Neurorobot Vitroid as a model of brain-body interaction

To mimic biological intelligence, it is critical to elucidate the network dynamics of a neural network. The dissociated culture system possesses a simple network comparing to a whole brain, thus it is suitable for exploration of spatiotemporal dynamics of electrical activity of a neuronal circuit. Cultured neuronal network has no input-output system, so it requires an artificial peripheral system to interact with outer world. We are developing the neurorobot as the model system for biological information processing with vital components and the artificial peripheral system. The behavior of the neuro-robot is determined by the response pattern of neuronal electrical activity evoked by a current stimulation from outer world. In this study, we developed a novel type of neurorobot with Self-Organization Map (SOM) for a neuronal output pattern decoder. The robot with SOM is expected to perform non-stop learning and generation of behavior simultaneously.

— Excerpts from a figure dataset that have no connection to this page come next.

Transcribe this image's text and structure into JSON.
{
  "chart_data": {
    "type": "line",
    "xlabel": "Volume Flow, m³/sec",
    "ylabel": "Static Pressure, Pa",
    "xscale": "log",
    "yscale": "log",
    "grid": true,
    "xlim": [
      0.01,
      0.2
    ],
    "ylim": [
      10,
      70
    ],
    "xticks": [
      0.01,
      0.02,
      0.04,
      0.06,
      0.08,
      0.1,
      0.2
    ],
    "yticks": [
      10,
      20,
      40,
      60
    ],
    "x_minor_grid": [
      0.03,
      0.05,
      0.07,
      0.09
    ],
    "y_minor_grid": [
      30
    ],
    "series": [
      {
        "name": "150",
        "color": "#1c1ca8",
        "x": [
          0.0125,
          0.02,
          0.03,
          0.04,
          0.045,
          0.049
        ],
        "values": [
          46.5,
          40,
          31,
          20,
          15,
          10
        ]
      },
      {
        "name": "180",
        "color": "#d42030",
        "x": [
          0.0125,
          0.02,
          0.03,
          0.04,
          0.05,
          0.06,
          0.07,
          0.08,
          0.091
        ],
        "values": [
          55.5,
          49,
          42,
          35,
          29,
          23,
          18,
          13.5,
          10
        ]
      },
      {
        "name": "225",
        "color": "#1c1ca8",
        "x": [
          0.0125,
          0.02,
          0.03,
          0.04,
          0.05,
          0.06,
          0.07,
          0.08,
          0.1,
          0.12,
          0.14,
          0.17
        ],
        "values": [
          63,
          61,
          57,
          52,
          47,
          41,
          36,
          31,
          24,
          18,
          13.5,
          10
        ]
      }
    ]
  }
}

The spatiotemporal electrical patterns evoked by the inputs according to the value of the IR sensors on the robot body are translated to 64 dimension feature vectors and inputted to the SOM. Then the 64 dimension feature vectors are mapped to a certain winner vector in the 10 × 10 output layer of SOM. Winner nodes are linked to the purposive behaviors adequate to the inputs according to outer phenomenon. Only at the beginning of the behavior, neurorobot SOM selects two winner nodes premisely assigned to the specific inputs for the obstacles near the L and R side of the robot body. We call the process as “seeding”. After the seeding process, the distribution of winner units for the two inputs were separated each other, when the spatiotemporal pattern of electrical activity were not overlapped. In addition, the position of the centers of winner nodes gravities, updated with every input, are almost stable in the output layer of the SOM.